The nose was up front but gentle. It was definitely reminiscent of milk chocolate and caramel, sweet but not sugary – a notch up from subtle – but still smooth warm and inviting. I would have loved to have taken a bite out of something that smelled this good but settled for a sip instead. The mouth feel and taste followed lock step behind the nose. What I had smelled I tasted. The marriage of the nose and mouth is a very rare quality in a wine, a scotch or even a cognac as one usually goes in one direction while the other chooses a complimentary path. Don’t get me wrong, I’m not saying that’s bad but this was much better. While I held it in my mouth it was delicately warm, creamy and reminded me of imported European milk chocolate melting in my mouth. As I swallowed, the peppery Jalapeno snuck out from its hiding place and reminded me that this was indeed Tequila. The back of my mouth and throat awoke from its chocolate induced stupor and a pleasant, warm tingle took over and lingered a while. That was worth doing again! This could be a pleasant change of pace from port after dinner and that notion was confirmed when I paired it with a slice of cheese.

I must admit I’m a bit of a purist and believe premium wines and liquors should be enjoyed pure and simple for the wonderful and expensive things they are. I make mixed drinks and cocktails with lesser quality alcohol.

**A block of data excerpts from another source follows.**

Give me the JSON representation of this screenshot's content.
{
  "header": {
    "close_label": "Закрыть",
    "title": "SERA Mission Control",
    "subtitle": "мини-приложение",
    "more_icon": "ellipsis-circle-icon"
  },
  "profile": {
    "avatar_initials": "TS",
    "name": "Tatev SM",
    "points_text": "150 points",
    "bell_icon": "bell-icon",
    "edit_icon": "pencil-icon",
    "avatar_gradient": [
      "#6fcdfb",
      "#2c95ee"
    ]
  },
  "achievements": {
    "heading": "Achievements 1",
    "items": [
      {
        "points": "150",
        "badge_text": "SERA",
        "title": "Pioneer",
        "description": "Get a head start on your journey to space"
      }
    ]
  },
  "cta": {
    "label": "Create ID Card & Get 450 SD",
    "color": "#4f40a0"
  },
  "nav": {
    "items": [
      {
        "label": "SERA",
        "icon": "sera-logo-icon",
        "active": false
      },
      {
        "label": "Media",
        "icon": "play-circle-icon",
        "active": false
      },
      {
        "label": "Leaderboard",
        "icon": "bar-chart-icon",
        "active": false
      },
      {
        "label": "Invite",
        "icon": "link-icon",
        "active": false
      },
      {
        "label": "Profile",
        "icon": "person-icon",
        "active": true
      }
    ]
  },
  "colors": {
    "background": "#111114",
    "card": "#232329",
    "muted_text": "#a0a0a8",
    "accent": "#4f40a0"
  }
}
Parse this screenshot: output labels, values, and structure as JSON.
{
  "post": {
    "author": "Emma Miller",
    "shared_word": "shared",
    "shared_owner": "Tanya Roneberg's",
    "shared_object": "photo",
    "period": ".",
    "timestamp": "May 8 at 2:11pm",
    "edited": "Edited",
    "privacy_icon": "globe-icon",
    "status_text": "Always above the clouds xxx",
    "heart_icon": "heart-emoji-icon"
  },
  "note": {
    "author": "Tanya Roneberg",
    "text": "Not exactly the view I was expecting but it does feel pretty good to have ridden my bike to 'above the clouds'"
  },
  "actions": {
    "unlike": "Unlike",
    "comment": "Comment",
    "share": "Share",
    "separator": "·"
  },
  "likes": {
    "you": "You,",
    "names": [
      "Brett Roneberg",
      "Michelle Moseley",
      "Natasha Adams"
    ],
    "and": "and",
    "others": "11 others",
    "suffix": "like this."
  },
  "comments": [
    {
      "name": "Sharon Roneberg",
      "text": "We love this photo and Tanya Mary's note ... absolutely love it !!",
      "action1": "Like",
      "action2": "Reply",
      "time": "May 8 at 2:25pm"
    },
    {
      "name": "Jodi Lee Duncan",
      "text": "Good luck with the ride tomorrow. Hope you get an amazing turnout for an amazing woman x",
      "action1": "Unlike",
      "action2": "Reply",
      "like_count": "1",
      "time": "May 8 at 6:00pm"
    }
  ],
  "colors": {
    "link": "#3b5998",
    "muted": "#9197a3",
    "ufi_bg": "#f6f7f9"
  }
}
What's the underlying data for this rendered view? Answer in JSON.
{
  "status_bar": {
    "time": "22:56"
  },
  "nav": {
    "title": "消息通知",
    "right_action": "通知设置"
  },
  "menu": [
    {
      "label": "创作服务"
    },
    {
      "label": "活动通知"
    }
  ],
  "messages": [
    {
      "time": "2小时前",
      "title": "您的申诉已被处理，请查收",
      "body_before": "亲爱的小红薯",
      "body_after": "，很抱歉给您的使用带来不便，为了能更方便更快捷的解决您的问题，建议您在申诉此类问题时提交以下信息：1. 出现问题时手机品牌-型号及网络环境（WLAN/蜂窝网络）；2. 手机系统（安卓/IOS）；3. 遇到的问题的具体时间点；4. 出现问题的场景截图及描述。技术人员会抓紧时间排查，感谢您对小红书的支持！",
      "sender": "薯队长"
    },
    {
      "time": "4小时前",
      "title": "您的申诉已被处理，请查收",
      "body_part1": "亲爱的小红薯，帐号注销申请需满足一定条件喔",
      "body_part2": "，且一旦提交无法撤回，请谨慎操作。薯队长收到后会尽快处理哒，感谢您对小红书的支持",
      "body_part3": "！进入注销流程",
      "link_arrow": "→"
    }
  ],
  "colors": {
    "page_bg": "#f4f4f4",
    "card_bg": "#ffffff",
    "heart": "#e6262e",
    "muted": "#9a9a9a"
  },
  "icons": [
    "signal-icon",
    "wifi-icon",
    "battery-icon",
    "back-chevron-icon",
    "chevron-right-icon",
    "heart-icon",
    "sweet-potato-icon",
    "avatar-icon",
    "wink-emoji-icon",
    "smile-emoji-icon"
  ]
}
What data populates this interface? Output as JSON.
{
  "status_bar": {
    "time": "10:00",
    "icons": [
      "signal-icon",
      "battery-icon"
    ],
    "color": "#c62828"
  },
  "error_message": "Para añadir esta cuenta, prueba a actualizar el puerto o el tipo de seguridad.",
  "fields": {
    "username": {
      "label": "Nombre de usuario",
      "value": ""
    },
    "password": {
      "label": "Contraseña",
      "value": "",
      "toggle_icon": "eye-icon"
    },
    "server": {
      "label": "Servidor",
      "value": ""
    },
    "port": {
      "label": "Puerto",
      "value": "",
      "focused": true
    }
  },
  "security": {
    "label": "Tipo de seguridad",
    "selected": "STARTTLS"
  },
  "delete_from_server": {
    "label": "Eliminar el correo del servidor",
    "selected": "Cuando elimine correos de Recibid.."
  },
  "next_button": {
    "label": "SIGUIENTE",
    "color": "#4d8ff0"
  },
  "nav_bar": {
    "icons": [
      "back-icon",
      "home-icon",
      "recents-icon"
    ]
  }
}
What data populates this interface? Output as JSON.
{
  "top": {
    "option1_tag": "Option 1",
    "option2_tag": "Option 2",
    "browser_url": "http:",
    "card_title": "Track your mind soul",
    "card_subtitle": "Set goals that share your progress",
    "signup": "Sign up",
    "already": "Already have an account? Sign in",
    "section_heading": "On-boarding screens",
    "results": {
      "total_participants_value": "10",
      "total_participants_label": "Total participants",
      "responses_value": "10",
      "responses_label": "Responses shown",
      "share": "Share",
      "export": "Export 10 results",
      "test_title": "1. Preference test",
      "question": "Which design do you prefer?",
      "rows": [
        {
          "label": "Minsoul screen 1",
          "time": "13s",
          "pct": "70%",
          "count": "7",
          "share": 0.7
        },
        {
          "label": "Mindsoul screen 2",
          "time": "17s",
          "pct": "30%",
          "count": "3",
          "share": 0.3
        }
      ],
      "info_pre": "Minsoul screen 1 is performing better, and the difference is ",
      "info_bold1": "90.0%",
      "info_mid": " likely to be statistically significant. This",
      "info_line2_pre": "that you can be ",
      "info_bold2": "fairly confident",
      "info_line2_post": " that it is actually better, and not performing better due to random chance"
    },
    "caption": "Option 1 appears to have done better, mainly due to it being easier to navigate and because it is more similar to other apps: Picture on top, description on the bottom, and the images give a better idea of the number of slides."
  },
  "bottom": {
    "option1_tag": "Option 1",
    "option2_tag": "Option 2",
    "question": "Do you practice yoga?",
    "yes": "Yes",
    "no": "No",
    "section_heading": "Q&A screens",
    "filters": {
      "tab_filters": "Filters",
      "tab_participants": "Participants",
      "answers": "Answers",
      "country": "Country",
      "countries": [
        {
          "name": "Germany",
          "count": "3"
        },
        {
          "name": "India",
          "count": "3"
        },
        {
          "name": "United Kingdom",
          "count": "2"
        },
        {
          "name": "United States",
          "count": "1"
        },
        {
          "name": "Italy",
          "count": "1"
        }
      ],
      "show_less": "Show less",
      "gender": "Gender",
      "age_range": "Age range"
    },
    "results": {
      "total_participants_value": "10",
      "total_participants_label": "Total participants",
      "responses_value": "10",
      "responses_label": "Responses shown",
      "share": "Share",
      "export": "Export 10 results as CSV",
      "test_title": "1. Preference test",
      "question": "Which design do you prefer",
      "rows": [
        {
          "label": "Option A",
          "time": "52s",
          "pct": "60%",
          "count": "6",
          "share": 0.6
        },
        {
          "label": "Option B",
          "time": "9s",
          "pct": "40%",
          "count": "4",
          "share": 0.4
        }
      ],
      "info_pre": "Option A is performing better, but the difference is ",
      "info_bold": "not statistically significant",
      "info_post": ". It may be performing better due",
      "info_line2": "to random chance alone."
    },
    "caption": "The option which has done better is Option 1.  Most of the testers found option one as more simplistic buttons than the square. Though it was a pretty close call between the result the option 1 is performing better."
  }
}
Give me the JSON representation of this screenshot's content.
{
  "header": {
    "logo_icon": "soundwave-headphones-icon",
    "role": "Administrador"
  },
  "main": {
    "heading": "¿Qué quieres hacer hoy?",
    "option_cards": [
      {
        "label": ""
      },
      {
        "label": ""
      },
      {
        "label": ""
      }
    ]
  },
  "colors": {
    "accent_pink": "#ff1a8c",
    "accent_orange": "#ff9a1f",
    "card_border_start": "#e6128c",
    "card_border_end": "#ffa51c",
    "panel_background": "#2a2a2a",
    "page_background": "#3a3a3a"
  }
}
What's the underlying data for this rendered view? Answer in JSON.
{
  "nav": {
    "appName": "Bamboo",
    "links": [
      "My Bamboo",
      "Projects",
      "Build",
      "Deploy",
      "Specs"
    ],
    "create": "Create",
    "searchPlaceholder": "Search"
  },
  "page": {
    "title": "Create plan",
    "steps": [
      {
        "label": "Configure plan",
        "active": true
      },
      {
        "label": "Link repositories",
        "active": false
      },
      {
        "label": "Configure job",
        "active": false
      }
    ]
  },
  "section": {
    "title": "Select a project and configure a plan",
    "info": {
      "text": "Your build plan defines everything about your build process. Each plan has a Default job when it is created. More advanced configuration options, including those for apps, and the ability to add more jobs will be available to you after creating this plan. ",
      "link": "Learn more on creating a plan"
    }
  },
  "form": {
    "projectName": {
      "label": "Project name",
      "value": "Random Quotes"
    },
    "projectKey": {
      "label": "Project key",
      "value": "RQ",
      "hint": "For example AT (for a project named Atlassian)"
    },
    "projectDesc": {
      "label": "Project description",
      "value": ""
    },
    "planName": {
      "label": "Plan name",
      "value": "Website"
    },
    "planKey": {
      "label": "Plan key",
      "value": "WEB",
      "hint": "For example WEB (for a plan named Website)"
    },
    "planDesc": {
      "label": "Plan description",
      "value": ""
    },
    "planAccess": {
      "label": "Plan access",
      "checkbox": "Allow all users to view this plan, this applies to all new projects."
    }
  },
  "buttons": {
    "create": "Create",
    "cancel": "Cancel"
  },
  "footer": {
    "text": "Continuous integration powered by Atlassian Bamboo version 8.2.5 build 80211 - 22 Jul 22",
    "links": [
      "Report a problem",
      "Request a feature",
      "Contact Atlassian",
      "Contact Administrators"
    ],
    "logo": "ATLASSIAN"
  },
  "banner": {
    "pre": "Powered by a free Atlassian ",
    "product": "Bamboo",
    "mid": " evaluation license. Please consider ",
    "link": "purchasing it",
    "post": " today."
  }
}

I did give in and made a few cocktails with this Tequila and they were of course marvelous but as I drank them I kept thinking I could be using something that cost half to two-thirds as much. That being said I must admit that I made martinis with them all and they were perfect and showcased the quality of the Tequila. I make mine shaken not stirred, just like James Bond but in this case with nothing else added, except a lime garnish. All three flavors get a serious thumbs up!